Alisher Navoiy (1441-1501) The founder of modern Uzbek literature was not only a poet but also a prime minister of huge country, which included the eastern part of Iran, the western part of Afghanistan and the southern part of Turkmenistan. The capital of the country was the great city of Herat, which is in modern day eastern Afghanistan. This year Uzbekistan celebrated the 575th birth anniversary of Alisher Navoiy. He caroled such important human qualities as fairness, mutual harmony, generosity, compassion, respect for parents, a desire to help the needy, friendship between the people, and promoted the prosperity of the motherland.

Culture and attraction

Registan, Bibi-Kahnym Mosque, Gur-e Amir Mausoleum and the Observatory of Ulugbek are sights that travellers must not miss. There you will find buildings designed and made with distinctive Islamic traits and characteristics. The colours of the buildings have significant meanings behind them – blue, a symbol of wealth, is the most common and dominant colour found on most of them. Siyob Bazaar is the largest bazaar in Samarkand where you can find daily necessities such as dairy products, fresh and dried fruits, delicious watermelons, rainbow-coloured spices and all kinds of tasty vegetables. Foreigners visit Siyob Bazaar to experience the busy daily life of the indigenous society there.

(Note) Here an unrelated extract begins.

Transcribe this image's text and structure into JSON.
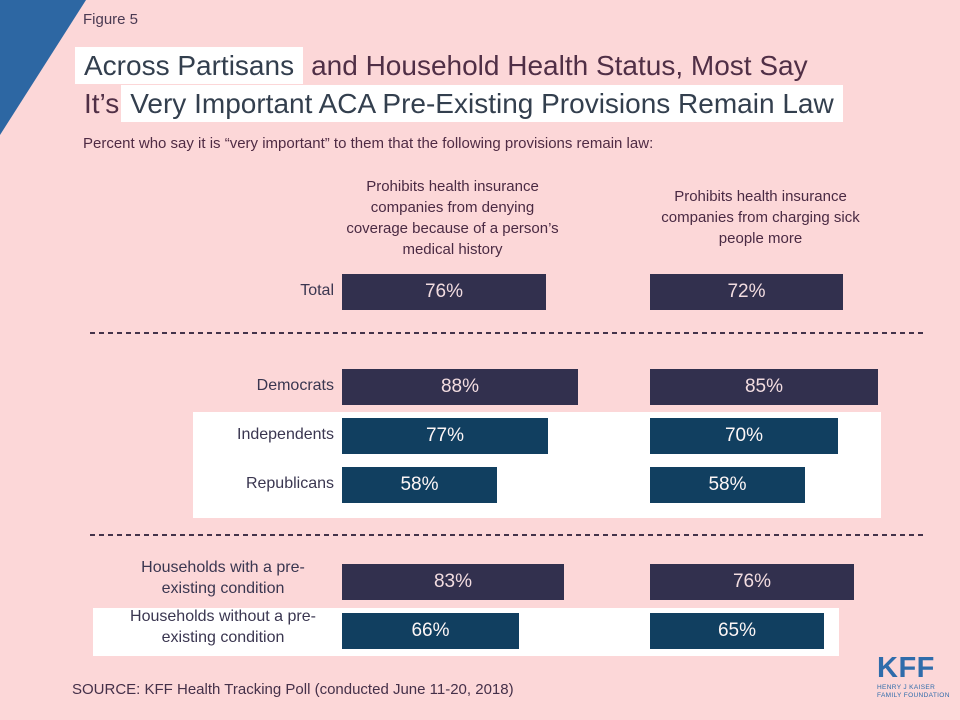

In addition, authentically silk made attire, accessories and bed linen are sold for reasonable prices and in various designs. Fine craftsmanship is involved in making the colorful pattern designs of the kurpacha (colorful sitting mattresses), doppi (skull caps), chapan (traditional cloaks) and knives. The country also has a unique artistic tradition of doll making. Spring time sees many local or provincial celebrations taking place in various parts of Uzbekistan. Shark Taronalari is Uzbekistan’s international world music festival and is held in the summer time with folks singers who practice traditional musical genres such as uran khai (throat singing) and makom (sacred classical, melodic Uzbek music) performing there.

Well-known travellers such as Marco Polo and the warrior Alexander the Great have passed through this hub of trade and cultural exchanges. The names of Uzbek cities have been synonymous with the exotic and wonderful, their fame spreading for many centuries far and wide.